Obstacles in life either forge one’s faith—or erode it. Jennifer Humphrey chose to let health issues refine hers. In the last five years, she has battled cancer, Lyme’s disease, and rheumatoid arthritis. However, these illnesses have not eroded her trust in God.
“God promises that no evil will overtake me (Psalm 91),” Jennifer said. “He works all things for my good” (Romans 8:28).
Her steadfastness is commendable. In 2016 shortly after she received a breast cancer diagnosis, her husband David had a horrible motorcycle wreck and ended up in a trauma center. Soon after, Jennifer and David had surgeries on the same day. Yet both acknowledged God was with them.
Two years later, Jennifer experienced sudden and severe pain in her joints. Tests revealed another problem: she had Lyme disease contracted during gardening from the bite of an infected blacklegged tick. Symptoms of rheumatoid arthritis threatened to disable her. “I couldn’t bend my knees to lean down or sit. It quickly got to a point where I could hardly walk.”
More attempts to get well only led to disappointment. The outlook was bleak and a sense of brokenness set in. Encouragement from another believer helped Jennifer turn to God for guidance. She wasn’t going to continue looking at circumstances that kept her from looking up at God.
“I had to get a vision for going forward,” Jennifer said. “The world says ‘seeing is believing’, but God says ‘believing is seeing’.”
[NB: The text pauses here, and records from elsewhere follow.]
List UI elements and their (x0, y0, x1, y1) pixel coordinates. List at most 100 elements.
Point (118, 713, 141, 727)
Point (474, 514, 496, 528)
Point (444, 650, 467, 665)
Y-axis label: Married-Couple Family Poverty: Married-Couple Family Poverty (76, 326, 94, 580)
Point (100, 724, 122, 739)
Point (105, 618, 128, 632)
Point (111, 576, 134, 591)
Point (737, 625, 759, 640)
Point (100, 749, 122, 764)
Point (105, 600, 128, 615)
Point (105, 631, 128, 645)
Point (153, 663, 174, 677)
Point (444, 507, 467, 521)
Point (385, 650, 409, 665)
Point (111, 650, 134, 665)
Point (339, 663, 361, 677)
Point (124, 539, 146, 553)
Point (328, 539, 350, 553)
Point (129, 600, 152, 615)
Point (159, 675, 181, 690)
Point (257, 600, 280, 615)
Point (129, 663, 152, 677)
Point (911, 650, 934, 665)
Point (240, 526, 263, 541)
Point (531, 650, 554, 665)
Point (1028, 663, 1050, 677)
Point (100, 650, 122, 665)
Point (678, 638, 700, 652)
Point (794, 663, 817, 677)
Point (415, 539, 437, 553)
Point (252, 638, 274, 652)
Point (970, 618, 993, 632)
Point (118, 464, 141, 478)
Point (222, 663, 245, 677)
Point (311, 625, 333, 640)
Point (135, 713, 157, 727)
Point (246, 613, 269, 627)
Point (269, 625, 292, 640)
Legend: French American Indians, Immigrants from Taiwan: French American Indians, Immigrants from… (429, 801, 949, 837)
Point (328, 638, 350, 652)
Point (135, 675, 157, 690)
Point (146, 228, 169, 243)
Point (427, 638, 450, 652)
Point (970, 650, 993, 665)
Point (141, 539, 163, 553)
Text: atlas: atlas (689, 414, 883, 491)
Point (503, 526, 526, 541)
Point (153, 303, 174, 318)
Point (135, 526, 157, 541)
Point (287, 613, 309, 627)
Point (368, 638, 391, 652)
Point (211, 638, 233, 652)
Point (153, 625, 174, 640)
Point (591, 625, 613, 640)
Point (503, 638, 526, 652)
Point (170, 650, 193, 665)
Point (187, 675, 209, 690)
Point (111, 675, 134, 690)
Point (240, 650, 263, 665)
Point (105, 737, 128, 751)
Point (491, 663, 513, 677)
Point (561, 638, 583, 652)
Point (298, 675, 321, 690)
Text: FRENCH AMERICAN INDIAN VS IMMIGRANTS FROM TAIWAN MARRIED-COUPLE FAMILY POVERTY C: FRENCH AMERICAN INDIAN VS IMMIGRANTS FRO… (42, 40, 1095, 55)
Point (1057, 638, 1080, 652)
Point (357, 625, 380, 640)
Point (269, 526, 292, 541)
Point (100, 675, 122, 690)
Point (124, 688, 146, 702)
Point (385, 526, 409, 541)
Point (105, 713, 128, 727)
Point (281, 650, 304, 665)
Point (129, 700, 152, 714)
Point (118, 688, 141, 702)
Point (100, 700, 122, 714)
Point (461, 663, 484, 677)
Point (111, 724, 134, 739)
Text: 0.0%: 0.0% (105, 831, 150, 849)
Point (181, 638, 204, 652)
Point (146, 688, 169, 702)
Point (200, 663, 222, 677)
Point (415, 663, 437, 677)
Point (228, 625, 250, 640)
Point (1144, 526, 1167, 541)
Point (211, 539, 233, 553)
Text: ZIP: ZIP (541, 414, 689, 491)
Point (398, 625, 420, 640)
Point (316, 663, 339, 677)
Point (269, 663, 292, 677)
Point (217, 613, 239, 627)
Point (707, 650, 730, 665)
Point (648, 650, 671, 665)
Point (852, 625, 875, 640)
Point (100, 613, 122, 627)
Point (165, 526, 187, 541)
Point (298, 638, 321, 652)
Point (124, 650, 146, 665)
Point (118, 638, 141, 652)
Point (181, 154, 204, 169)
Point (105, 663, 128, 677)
Jennifer leans closer to God every day for wisdom to manage the impatience and frustrations of waiting. “God is working in increments,” she said. “There have been steady small gains.” Though she doesn’t have full healing yet, she does have complete confidence in the good that is ahead.
The couple is grateful David’s healing allows him to do most anything as before, including riding again. Not even a shattered left wrist could keep him from clutching joy.
A Bible verse that has secured them throughout many upheavals comes from Romans 8:24-25 NIV: “But hope that is seen is no hope at all. Who hopes for what they already have? But if we hope for what we do not yet have, we wait for it patiently.”